Aside from the after effects of the water (i.e. getting very very cold), one of the things people struggle with the most is the shock. It is not uncommon for you to panic and struggle to breathe when the cold water hits your chest. This can actually be very scary, especially if you have to swim and not just wade. The best way I have found to tackle this is to count your breathes, and focus on getting them regular again. Practice outdoors will help you learn this and become familiar with the feelings.
Grip and Upper body strength
Without a doubt, one of the things people struggle with the most is grip and upper body strength. Thankfully this is easy to work on, from hanging from a door mounted pull up bar to bouldering, there are many ways to improve your grip and upper body strength. Starting small, dead hanging for as long as you can is a great place to start. As you improve, giving monkey bars a go will always be helpful: many local parks have these for children, but there’s no reason why you can’t take a break in the middle of your run and give them a go!
Taking things up a level, bouldering and wall climbing is a fantastic skill to work on and helps more areas than just grip and upper body, again it’s also great fun so doesn’t feel like training!

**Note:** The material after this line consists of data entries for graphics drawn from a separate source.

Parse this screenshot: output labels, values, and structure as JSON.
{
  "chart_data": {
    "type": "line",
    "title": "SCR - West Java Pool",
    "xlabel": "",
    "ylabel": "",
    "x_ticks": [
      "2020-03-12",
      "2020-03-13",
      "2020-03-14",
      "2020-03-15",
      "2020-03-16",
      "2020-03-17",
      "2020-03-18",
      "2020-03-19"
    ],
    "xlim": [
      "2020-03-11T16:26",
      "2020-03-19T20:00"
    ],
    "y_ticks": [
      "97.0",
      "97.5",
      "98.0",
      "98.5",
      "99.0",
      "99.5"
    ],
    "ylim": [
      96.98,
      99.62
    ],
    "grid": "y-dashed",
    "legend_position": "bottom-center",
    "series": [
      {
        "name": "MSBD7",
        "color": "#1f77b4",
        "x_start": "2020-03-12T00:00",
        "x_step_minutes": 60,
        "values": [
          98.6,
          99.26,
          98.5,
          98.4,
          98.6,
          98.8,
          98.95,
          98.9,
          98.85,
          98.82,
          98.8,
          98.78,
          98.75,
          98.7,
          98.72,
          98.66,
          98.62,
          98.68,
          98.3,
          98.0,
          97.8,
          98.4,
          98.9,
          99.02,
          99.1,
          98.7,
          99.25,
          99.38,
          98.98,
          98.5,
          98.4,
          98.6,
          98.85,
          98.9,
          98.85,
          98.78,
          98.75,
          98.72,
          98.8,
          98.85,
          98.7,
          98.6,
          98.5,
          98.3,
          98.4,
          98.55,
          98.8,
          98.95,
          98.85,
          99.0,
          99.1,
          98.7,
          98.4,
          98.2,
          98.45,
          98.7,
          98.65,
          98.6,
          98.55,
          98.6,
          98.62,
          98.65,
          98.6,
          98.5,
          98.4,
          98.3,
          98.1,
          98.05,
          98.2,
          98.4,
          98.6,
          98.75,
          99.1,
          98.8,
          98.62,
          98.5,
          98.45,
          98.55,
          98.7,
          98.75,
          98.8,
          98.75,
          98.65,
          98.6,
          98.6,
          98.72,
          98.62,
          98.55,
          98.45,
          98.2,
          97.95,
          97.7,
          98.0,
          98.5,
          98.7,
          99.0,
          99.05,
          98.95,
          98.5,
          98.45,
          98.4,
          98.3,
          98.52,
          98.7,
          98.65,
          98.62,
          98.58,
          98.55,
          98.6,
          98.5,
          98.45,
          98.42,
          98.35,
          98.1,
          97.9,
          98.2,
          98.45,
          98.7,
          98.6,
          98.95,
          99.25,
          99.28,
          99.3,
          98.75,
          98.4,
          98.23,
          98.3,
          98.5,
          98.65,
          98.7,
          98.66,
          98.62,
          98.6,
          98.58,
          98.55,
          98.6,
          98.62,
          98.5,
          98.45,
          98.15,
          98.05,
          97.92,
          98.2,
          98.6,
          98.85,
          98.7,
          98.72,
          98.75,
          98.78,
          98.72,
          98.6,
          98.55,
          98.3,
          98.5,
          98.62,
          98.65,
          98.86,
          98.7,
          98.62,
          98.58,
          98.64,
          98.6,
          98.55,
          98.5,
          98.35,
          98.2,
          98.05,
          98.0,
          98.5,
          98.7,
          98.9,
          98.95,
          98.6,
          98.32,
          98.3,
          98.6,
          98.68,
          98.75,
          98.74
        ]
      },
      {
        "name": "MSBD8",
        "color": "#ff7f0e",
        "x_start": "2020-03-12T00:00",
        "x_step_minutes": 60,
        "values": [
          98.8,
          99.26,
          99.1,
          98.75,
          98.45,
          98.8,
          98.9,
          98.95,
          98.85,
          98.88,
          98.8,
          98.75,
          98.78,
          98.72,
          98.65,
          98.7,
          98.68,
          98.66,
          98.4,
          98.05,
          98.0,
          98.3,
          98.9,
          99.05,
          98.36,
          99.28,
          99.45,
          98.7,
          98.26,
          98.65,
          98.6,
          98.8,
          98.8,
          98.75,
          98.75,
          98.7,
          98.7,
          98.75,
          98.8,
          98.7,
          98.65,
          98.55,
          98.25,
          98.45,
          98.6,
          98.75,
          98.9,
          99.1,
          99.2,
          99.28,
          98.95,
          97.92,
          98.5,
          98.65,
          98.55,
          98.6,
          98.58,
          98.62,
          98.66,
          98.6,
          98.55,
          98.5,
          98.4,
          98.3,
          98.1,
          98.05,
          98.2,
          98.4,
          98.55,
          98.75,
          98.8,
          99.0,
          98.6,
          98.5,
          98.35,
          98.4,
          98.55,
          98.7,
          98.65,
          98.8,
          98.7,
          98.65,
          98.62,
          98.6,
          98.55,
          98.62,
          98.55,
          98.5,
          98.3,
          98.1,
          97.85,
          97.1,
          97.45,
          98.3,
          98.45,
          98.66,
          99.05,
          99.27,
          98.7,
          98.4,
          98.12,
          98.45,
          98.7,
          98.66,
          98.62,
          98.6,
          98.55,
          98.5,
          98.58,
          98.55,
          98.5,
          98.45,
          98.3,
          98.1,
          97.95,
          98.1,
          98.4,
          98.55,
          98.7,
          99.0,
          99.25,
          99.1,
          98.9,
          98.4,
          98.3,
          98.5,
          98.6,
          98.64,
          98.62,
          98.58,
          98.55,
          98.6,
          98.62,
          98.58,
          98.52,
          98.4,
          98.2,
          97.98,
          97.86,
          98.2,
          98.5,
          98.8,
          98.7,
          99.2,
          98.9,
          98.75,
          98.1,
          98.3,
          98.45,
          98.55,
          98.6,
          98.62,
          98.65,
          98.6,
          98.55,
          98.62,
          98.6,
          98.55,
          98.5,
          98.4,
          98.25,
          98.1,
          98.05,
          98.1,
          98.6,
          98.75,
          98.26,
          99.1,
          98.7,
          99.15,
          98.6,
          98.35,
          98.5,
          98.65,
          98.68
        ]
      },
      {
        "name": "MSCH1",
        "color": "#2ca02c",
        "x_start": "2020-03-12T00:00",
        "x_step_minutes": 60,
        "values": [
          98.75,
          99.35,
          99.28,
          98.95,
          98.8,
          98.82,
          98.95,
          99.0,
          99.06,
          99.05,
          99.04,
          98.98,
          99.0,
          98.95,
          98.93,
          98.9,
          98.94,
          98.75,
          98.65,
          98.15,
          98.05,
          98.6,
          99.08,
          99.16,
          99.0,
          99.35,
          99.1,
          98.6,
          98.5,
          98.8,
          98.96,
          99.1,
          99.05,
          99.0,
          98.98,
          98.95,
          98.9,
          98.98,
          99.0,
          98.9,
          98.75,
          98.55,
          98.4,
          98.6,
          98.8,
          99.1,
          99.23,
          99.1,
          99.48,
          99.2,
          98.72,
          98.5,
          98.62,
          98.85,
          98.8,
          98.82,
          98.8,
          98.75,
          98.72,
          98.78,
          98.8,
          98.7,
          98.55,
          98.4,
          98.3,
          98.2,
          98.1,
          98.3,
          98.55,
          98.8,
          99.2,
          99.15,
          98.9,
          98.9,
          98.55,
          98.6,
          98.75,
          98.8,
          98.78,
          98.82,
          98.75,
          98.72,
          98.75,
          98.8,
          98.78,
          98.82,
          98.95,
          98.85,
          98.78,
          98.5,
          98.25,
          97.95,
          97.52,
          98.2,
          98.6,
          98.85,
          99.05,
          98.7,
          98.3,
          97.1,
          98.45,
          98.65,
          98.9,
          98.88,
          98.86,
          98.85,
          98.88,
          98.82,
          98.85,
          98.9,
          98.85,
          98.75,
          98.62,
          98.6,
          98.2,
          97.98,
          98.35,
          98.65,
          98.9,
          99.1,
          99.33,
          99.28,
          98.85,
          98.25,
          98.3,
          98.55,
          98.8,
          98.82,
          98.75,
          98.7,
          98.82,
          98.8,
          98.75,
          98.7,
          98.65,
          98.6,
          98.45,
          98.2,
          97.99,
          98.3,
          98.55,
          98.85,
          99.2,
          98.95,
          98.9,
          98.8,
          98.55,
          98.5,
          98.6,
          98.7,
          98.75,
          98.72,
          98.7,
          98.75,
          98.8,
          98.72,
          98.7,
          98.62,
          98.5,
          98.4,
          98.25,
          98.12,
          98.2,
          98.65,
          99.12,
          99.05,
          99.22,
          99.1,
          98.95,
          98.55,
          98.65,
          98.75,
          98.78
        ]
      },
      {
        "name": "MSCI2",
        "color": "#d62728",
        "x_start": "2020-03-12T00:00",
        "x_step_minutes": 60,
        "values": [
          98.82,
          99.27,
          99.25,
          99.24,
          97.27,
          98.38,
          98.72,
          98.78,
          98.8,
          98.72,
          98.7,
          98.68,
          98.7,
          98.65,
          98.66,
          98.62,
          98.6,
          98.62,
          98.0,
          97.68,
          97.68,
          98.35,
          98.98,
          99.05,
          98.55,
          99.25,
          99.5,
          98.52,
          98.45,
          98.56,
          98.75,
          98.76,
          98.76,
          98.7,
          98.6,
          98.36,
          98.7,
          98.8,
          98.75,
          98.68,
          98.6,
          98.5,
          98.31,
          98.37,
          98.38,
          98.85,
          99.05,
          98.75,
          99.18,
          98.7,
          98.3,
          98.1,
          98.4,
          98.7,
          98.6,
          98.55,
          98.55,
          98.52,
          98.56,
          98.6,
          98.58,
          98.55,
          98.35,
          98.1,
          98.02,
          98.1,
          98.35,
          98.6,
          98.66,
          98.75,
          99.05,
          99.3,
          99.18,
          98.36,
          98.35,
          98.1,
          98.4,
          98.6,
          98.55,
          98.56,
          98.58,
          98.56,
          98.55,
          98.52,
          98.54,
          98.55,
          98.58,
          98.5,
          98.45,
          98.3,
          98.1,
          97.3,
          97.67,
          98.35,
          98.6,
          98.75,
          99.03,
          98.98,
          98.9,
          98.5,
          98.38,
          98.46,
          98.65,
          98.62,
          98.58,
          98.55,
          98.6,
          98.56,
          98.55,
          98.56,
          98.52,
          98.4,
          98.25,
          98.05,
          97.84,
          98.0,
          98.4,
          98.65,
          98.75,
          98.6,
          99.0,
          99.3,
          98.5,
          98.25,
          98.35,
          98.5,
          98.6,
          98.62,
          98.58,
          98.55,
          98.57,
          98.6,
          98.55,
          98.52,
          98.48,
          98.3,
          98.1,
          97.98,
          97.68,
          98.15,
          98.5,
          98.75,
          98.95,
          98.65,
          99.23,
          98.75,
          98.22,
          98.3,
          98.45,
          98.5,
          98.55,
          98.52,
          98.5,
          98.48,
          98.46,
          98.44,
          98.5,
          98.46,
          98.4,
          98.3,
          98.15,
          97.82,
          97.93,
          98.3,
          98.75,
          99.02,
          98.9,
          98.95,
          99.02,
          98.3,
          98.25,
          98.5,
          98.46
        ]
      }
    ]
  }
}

Without a doubt Parkour (or sometimes known as Free running) is a beautiful sport, and this skill of being able to traverse objects with confidence can only help. The Chainstore in London offered workshops for beginners to those more experienced to help you work on this movement. With things like flying monkey bars becoming popular, this fluidity will give you an extra edge.
Flexibility and balance
To help look after yourself, and for some obstacles, flexibility can really assist with many obstacles. Activities such as yoga or pilates are a great way to help stretch out your muscles after a busy race weekend, and also really help with your flexibility.
Obstacle specific training
With races becoming more and more technical, and with some obstacles you won’t have come across before, it is helpful to attempt some obstacle specific training if you are wanting to take your racing and fitness to the next level.
The idea of many obstacles can be scary, from monkey bars and rope climbs, to rigs and walls a little practice can go a long way, also often the skill is in knowing the technique over using pure strength.
Soon to start is Mudstacle Mayhem, happening at different courses over the country where you get to basically play on different obstacles: organised by Mudstacle we can sure the this will be a fun and efficient trainmen session.
For those wanting to give something really special a try, the Toughest Training lab in Sweden is currently feted as the place to train, and with their first UK race taking place in April, many people are flocking there to give their obstacles a try.
The recently opened PT Barn affiliated with Nuclear races is proving popular with the more hardcore, and a day at Wild Forest Gym will help you work on technique over brute strength. Many of these options are not cheap, but can be a good birthday present or treat with friends.
Whatever your level, there is nothing stopping you signing up for a race and giving it a go… have fun my muddy friends!